Objective. Craniosynostosis, a malformation caused by premature closure of 1 or more cranial sutures, is a rare birth defect usually of unknown cause; however, it is often associated with advanced maternal age. Because fertility treatments are also associated with increased maternal age, this study investigated the possible association between fertility treatments and craniosynostosis.
Methods. Data from the Birth Defect Risk Factor Surveillance study were used, which included infants who were delivered from 1993 through 1997 in California, Georgia, and Iowa. Cases were defined as infants who had nonfamilial, nonsyndromic craniosynostosis and were ascertained through existing birth defect surveillance systems. Controls, infants without birth defects, were selected from the same regions and time period.
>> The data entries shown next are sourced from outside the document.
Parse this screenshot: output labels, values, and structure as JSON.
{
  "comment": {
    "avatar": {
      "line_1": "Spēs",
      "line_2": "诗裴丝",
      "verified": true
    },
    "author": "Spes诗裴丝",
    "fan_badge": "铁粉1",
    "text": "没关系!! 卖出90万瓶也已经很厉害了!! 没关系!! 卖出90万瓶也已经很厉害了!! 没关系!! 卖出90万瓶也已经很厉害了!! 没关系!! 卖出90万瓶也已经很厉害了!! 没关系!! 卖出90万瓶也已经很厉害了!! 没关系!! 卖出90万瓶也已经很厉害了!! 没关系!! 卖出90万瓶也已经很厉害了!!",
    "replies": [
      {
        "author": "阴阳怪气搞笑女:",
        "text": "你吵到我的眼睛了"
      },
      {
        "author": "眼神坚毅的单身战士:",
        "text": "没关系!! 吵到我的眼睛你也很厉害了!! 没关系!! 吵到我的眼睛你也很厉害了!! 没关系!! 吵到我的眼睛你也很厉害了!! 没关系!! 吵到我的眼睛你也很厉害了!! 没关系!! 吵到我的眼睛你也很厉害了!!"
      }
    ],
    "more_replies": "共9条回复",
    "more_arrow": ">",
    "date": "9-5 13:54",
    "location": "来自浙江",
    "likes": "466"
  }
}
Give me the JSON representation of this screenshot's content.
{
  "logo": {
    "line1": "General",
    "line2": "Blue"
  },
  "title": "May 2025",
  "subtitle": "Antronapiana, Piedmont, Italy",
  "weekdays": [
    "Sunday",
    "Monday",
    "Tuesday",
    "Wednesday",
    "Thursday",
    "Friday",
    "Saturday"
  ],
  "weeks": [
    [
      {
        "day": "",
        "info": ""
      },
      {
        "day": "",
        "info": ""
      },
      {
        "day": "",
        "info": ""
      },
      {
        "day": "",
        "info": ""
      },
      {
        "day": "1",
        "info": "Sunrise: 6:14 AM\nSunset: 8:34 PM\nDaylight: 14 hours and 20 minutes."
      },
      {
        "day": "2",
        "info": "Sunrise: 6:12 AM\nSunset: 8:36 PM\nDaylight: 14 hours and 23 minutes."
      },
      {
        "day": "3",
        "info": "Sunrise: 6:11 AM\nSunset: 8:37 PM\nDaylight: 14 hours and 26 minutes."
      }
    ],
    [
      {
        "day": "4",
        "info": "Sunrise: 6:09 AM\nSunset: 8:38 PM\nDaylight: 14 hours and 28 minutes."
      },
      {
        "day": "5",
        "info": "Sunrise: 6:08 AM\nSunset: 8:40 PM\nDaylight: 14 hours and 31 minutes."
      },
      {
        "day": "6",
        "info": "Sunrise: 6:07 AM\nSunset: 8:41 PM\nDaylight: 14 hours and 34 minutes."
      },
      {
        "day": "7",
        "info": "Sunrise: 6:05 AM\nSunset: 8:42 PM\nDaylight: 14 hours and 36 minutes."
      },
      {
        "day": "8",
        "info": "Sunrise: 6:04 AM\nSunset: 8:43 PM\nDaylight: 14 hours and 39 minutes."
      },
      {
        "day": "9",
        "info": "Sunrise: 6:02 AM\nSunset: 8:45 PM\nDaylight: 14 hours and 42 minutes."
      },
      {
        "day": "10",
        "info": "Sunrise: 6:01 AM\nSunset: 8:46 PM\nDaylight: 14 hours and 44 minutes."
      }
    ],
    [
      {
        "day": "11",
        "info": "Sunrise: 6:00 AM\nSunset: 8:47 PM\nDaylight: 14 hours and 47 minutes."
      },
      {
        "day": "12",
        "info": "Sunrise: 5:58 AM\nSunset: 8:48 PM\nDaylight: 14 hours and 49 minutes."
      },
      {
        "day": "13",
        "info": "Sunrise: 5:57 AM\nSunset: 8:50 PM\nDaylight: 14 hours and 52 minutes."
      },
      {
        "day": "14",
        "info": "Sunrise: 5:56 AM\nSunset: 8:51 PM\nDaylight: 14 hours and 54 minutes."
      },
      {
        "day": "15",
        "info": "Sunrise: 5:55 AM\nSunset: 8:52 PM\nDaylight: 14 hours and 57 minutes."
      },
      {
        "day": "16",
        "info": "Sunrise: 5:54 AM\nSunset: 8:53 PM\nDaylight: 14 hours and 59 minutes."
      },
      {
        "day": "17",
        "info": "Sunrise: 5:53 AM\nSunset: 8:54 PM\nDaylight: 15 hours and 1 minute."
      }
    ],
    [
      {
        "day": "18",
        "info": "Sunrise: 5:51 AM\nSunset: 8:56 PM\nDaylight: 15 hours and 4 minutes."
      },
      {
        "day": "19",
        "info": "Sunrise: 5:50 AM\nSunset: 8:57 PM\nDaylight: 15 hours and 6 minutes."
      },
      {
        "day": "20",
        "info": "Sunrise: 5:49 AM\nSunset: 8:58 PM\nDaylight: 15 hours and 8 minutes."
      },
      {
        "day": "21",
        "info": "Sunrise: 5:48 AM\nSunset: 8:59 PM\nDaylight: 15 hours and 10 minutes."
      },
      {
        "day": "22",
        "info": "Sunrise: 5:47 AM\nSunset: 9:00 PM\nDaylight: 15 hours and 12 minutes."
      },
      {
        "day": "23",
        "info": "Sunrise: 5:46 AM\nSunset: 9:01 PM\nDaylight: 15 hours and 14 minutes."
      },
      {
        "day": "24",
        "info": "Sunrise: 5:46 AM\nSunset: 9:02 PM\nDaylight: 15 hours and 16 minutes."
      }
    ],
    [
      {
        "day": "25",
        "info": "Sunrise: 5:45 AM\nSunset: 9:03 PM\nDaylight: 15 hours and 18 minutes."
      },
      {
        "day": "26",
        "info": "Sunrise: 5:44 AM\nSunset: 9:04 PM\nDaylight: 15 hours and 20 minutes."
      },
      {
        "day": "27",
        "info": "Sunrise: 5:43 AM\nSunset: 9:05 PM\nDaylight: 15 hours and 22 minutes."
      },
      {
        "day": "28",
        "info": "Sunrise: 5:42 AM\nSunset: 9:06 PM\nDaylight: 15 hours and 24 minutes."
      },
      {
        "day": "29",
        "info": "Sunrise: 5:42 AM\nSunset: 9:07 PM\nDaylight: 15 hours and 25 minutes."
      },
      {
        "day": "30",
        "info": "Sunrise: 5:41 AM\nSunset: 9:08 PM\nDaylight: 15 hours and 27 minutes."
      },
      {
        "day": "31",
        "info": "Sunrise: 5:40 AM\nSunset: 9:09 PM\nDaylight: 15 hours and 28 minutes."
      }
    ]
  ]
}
Results. Mothers of 99 case infants and 777 control infants from the 3 study locations participated in this study by completing a telephone interview. Unadjusted analyses showed associations with craniosynostosis for mothers who had used clomiphene citrate (odds ratio[OR]: 3.8; 95% confidence interval [CI]: 1.1–12.3), artificial insemination (OR: 4.2; 95% CI: 0.8–9.4), or assisted reproductive techniques (OR: 4.2; 95% CI: 0.5–27.3).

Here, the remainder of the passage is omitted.